Ce mets me rappelle une vigoureuse et spirituelle saillie d’un bon vieux curé lorrain, que j’ai tendrement aimé et dont je vénère pieusement la mémoire, à cause de ses vertus, de son savoir et de sa rare philosophie. Prêtre déjà à la Révolution, il n’avait voulu faire partie ni du clergé assermenté, ni du clergé réfractaire ; il se fit soldat. Après le Concordat il rentra dans sa cure, et ne la voulut jamais quitter, même sous l’offre des plus honorables dignités. — L’abbé C***, majestueux vieillard de soixante-dix ans, à stature imposante, voyageait, un jour froid d’automne, dans les montagnes, à pied, suivant son habitude ; il portait son tricorne sous le bras, la tête seulement protégée par ses vénérables cheveux blancs. Au sommet d’une côte, il fait la rencontre de quatre bûcherons ; il s’arrête pour leur demander quelques indications sur le chemin à suivre. Les quatre manants restaient impertinemment couverts. Le bon philosophe n’y prenait point garde. Mais l’un des rustres eut la tentation d’être facétieux : « Couvrez-vous, Monsieur le curé, dit-il ; les têtes de veau ne sont bonnes que chaudes. — C’est juste, répondit le curé en plaçant son chapeau sur sa tête ; et vous, ôtez vos casquettes, ajouta-t-il avec autorité, car vous savez que les têtes de cochon ne sont bonnes qu’à la gelée. » Les bûcherons se découvrirent.

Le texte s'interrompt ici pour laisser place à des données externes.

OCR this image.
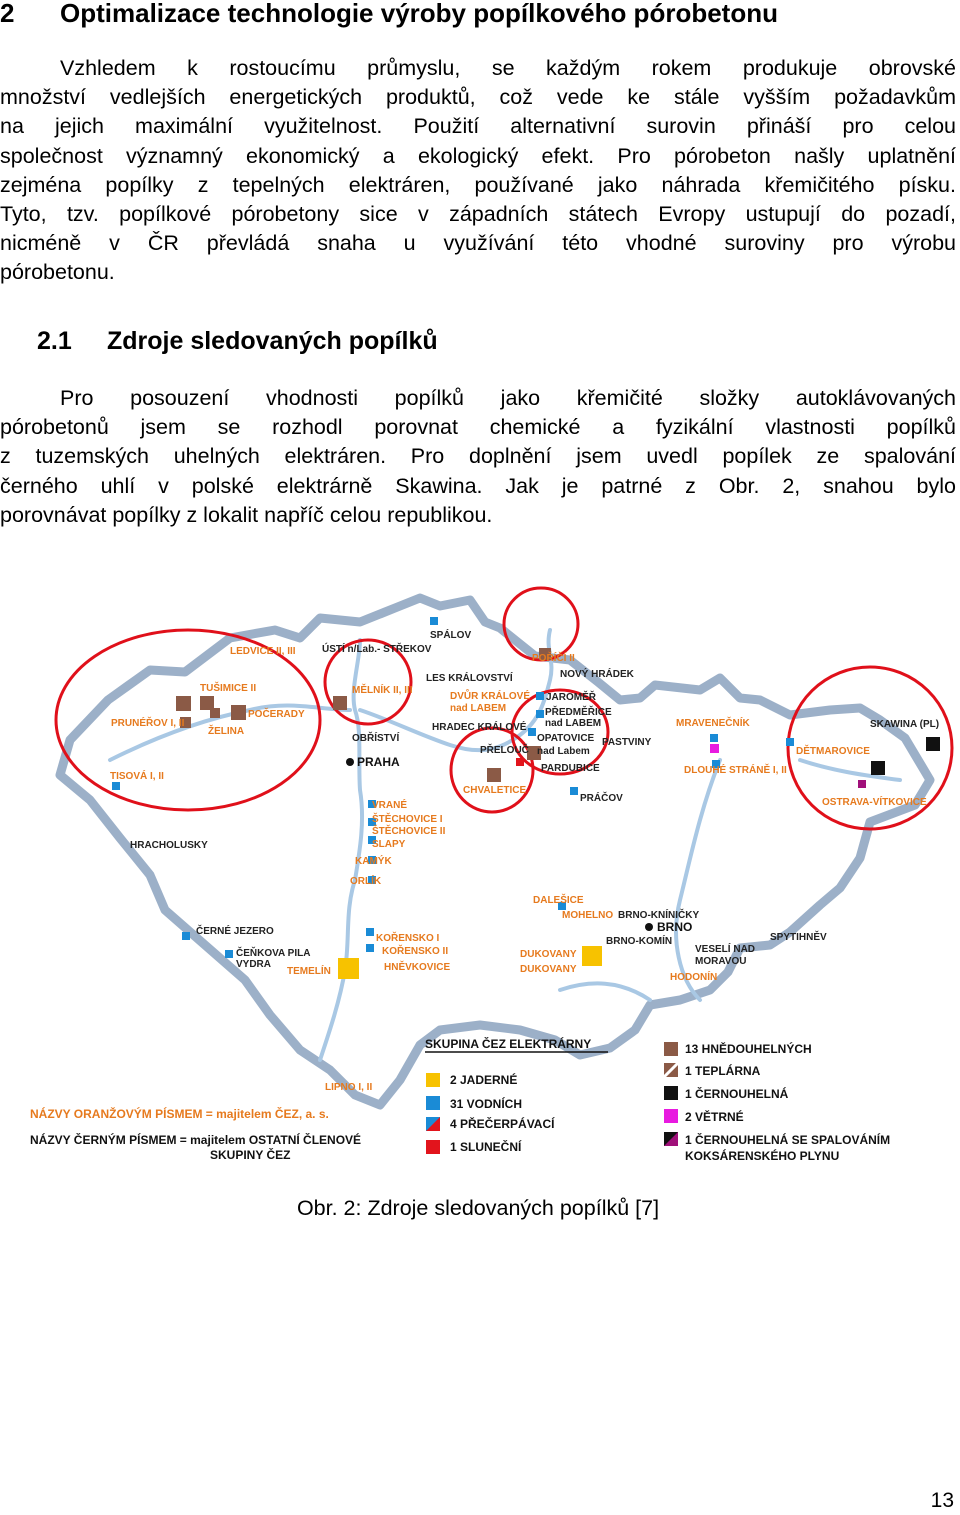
2 Optimalizace technologie výroby popílkového pórobetonu
Vzhledem k rostoucímu průmyslu, se každým rokem produkuje obrovské
množství vedlejších energetických produktů, což vede ke stále vyšším požadavkům
na jejich maximální využitelnost. Použití alternativní surovin přináší pro celou
společnost významný ekonomický a ekologický efekt. Pro pórobeton našly uplatnění
zejména popílky z tepelných elektráren, používané jako náhrada křemičitého písku.
Tyto, tzv. popílkové pórobetony sice v západních státech Evropy ustupují do pozadí,
nicméně v ČR převládá snaha u využívání této vhodné suroviny pro výrobu
pórobetonu.
2.1 Zdroje sledovaných popílků
Pro posouzení vhodnosti popílků jako křemičité složky autoklávovaných
pórobetonů jsem se rozhodl porovnat chemické a fyzikální vlastnosti popílků
z tuzemských uhelných elektráren. Pro doplnění jsem uvedl popílek ze spalování
černého uhlí v polské elektrárně Skawina. Jak je patrné z Obr. 2, snahou bylo
porovnávat popílky z lokalit napříč celou republikou.
LEDVICE II, III	ÚSTÍ n/Lab.- STŘEKOV
SPÁLOV
POŘÍČÍ II
TUŠIMICE II	MĚLNÍK II, III
LES KRÁLOVSTVÍ	NOVÝ HRÁDEK
PRUNÉŘOV I, II
POČERADY
ŽELINA
DVŮR KRÁLOVÉ
nad LABEM
JAROMĚŘ
PŘEDMĚŘICE
nad LABEM
HRADEC KRÁLOVÉ	MRAVENEČNÍK	SKAWINA (PL)
OBŘÍSTVÍ	OPATOVICE
nad Labem
PASTVINY
PŘELOUČ
PARDUBICE
DĚTMAROVICE
TISOVÁ I, II
PRAHA
DLOUHÉ STRÁNĚ I, II
CHVALETICE
PRÁČOV	OSTRAVA-VÍTKOVICE
VRANÉ
ŠTĚCHOVICE I
ŠTĚCHOVICE II
HRACHOLUSKY	SLAPY
KAMÝK
ORLÍK
DALEŠICE
MOHELNO BRNO-KNÍNIČKY
BRNO
BRNO-KOMÍN
ČERNÉ JEZERO
KOŘENSKO I
KOŘENSKO II
SPYTIHNĚV
ČEŇKOVA PILA
VYDRA	HNĚVKOVICE
DUKOVANY
DUKOVANY
VESELÍ NAD
MORAVOU
TEMELÍN
HODONÍN
LIPNO I, II
SKUPINA ČEZ ELEKTRÁRNY
2 JADERNÉ
31 VODNÍCH
4 PŘEČERPÁVACÍ
1 SLUNEČNÍ
13 HNĚDOUHELNÝCH
1 TEPLÁRNA
1 ČERNOUHELNÁ
2 VĚTRNÉ
1 ČERNOUHELNÁ SE SPALOVÁNÍM
KOKSÁRENSKÉHO PLYNU
NÁZVY ORANŽOVÝM PÍSMEM = majitelem ČEZ, a. s.
NÁZVY ČERNÝM PÍSMEM = majitelem OSTATNÍ ČLENOVÉ
SKUPINY ČEZ
Obr. 2: Zdroje sledovaných popílků [7]
13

Revenons aux mets singuliers ou oubliés. Que pensez-vous du filet de bœuf rôti nageant dans une forte sauce au vin[2] ? de la langue de bœuf à la sauce douce faite avec du vin, de la

  1. Chronique des Dominicains de Colmar, édition de 1854, p. 313.
  2. Moscherosch, Anleitung zu einem adelichen Leben. Strasbourg, 1645. In-8°, p. 116.